What is “a significant majority?” The letter does not specify. And any percentage smaller than 100 is less than what Calgary had previously committed to do.

After the federal government released the new and easier commitment, Mr. Farkas said that the city could achieve a majority of lots zoned for four-plexes by adding them on the outskirts as Calgary expands.

In other words, it could do this while leaving older neighbourhoods untouched. Unlike the original agreement, existing home-owners won’t have to be part of the solution as demand is pushed elsewhere.

Defenders of Calgary’s once-again restrictive zoning can point to the fact that the city is beating its own targets for the number of new homes. That’s a commendable achievement. But it doesn’t eliminate the need for structural change in where different types of housing can be built.

Decades of post-war zoning practice separated single family homes from apartments. Zoning the majority of the city exclusively for single family homes left only two obvious ways to add housing: Towers and sprawl.

That’s where the Housing Accelerator Fund was groundbreaking. In its agreements with cities, Ottawa insisted on looser zoning rules to allow buildings with multiple units – typically four or six, depending on the city – on properties in traditional residential neighbourhoods.

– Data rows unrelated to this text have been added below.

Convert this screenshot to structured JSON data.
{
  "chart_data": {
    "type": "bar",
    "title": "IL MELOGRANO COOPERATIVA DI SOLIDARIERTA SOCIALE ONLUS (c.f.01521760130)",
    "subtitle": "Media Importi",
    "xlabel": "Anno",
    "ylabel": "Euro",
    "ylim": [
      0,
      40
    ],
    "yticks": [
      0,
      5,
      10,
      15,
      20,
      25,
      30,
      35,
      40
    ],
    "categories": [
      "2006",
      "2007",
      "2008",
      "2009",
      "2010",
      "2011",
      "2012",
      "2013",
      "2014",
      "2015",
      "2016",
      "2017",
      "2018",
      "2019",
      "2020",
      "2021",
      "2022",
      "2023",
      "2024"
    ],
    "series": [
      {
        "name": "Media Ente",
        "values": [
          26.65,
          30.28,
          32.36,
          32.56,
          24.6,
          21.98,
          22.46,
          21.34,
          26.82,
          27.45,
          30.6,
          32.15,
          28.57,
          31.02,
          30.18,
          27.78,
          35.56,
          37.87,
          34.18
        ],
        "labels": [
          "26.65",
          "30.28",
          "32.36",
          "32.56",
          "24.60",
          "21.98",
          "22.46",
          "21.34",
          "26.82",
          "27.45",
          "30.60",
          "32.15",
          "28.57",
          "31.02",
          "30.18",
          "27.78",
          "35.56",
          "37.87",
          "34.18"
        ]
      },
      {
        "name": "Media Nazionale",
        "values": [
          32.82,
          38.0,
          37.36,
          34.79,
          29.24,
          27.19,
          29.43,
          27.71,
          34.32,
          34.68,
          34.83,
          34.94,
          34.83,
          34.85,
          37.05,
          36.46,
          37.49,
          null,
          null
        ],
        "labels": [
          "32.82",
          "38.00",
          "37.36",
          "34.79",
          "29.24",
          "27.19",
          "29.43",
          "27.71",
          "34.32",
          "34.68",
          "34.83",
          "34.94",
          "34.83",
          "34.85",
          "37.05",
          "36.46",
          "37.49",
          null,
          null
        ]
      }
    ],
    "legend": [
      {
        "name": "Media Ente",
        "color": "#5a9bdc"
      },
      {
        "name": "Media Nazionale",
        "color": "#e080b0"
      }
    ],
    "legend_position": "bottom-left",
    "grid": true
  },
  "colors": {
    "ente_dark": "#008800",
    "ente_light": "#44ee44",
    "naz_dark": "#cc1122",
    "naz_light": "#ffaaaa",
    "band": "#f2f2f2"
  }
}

Such rezoning is a way to add housing while taking advantage of existing infrastructure, but not changing unduly the appearance of an area. It also opens the door to revitalizing older house neighbourhoods, in cities such as Vancouver and Toronto, experiencing long-term population decline.

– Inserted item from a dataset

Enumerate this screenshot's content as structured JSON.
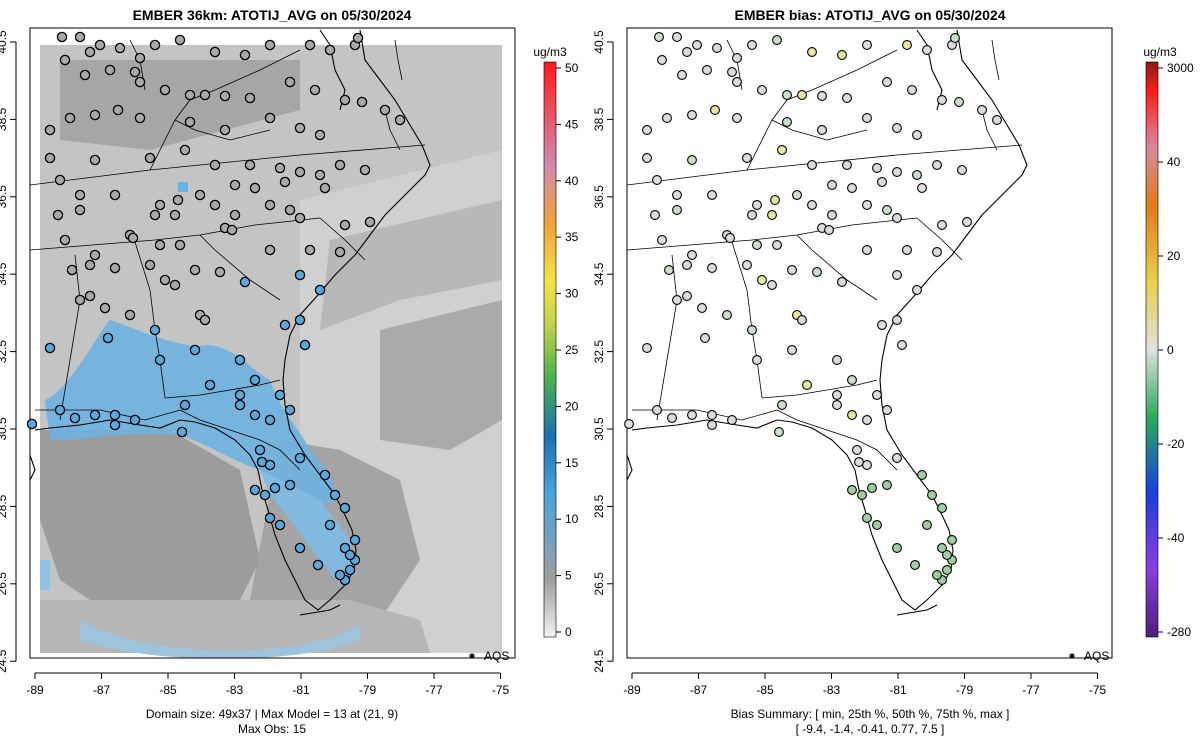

The zoning changes were not always popular but mayors could point to money their cities were getting as a way to sell the change to upset residents. Still, the change was a bridge too far for some municipal leaders. Windsor refused to rezone and so did Oakville, to the west of Toronto. Both were denied funds as a result.

But it turns out they should have simply pretended to play along. Because the way Mr. Robertson folded on Calgary suggests Ottawa isn’t really serious about rezoning.